Cladistics. 2024 Aug;40(4):430-437. doi: 10.1111/cla.12572. Epub 2024 Feb 28.
A phylogenetic graph search relies on a large number of highly parameterized search procedures (e.g. branch-swapping, perturbation, simulated annealing, genetic algorithm). These procedures vary in effectiveness over datasets and at alternative points in analytical pipelines. The multi-armed bandit problem is applied to phylogenetic graph searching to more effectively utilize these procedures.
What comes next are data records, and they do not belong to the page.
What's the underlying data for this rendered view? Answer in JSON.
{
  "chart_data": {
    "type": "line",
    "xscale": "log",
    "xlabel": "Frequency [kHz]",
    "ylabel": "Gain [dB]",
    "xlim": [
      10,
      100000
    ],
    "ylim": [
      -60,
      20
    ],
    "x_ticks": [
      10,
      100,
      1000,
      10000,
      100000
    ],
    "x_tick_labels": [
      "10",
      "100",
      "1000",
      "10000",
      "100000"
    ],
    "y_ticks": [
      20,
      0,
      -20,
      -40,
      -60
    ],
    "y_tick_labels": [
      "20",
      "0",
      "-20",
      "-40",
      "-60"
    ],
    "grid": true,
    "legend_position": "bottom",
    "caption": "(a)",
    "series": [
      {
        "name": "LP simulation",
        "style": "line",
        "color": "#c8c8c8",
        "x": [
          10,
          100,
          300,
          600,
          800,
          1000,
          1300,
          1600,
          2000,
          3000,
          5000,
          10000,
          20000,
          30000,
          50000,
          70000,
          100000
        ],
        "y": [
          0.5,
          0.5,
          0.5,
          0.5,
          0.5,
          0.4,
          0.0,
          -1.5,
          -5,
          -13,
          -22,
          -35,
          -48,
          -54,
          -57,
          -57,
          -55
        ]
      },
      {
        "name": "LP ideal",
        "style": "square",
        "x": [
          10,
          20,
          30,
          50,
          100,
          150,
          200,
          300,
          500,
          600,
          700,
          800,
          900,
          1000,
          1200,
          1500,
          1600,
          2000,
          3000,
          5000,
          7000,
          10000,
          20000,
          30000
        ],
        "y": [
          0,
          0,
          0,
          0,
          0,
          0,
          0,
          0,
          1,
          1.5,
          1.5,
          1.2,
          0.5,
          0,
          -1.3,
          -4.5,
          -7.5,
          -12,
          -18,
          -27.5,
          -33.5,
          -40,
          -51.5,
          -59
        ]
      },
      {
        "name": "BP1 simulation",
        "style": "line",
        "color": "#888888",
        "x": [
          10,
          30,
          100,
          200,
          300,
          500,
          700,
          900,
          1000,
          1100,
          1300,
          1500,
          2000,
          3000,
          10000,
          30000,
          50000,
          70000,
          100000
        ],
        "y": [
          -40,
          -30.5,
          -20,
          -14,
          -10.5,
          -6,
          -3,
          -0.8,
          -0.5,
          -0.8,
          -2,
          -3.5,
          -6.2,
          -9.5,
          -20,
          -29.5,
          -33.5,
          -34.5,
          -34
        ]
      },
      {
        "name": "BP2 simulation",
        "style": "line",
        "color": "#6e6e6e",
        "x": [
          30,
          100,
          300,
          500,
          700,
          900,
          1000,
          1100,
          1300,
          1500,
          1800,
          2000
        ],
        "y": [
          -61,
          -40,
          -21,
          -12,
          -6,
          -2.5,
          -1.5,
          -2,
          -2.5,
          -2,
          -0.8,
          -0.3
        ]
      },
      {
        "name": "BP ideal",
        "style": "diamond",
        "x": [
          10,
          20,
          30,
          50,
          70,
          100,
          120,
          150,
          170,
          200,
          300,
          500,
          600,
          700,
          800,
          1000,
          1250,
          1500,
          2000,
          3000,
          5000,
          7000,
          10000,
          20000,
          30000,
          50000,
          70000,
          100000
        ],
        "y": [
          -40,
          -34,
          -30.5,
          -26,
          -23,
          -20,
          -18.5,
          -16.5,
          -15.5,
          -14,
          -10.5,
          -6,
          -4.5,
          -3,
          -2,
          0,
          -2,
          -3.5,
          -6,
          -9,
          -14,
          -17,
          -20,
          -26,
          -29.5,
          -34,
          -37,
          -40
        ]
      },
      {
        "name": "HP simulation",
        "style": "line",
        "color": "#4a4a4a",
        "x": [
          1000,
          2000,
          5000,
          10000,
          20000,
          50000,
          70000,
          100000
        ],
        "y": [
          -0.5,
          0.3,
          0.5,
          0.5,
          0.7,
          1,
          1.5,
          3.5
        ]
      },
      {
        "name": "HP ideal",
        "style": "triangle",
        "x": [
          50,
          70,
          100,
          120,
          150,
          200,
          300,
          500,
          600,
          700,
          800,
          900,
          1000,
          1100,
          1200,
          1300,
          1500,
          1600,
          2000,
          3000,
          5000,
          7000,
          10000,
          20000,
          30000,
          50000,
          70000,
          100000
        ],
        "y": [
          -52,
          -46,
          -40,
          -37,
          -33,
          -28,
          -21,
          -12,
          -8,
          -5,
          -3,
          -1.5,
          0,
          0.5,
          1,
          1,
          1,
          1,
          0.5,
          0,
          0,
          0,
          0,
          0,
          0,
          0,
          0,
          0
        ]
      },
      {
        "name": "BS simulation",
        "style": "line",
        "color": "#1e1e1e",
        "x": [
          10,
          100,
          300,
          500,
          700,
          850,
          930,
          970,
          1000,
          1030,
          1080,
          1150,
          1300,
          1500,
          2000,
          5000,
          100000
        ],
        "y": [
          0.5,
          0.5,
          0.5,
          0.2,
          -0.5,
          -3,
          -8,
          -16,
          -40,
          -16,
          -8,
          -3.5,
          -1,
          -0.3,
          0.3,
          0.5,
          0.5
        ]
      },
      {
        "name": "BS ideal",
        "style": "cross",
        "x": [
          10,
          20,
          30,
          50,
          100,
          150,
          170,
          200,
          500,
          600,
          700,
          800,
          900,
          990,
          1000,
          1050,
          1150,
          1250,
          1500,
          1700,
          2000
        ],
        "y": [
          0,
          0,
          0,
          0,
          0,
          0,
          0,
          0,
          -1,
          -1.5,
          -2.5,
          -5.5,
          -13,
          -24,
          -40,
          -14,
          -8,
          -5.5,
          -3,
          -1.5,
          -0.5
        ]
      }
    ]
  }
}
Thompson sampling is applied to a collection of search and optimization "bandits" to favour productive search strategies over those that are less successful. This adaptive random sampling strategy is shown to be more effective in producing heuristically optimal phylogenetic graphs and more time efficient than existing uniform probability randomized search strategies. The strategy acts as a form of unsupervised machine learning that can be applied to a diversity of phylogenetic datasets without prior knowledge of their properties.
一个系统发育图搜索依赖于大量高度参数化的搜索过程(例如,分支交换、扰动、模拟退火、遗传算法)。这些过程在数据集和分析管道的不同点上的有效性不同。多臂赌博机问题被应用于系统发育图搜索,以更有效地利用这些过程。Thompson 抽样被应用于一组搜索和优化“赌博机”,以有利于更成功的搜索策略,而不是不太成功的搜索策略。这种自适应随机抽样策略被证明在生成启发式最优系统发育图方面更有效,并且比现有的均匀概率随机搜索策略更有效率。该策略作为一种无监督机器学习,可以应用于各种系统发育数据集,而无需事先了解其特性。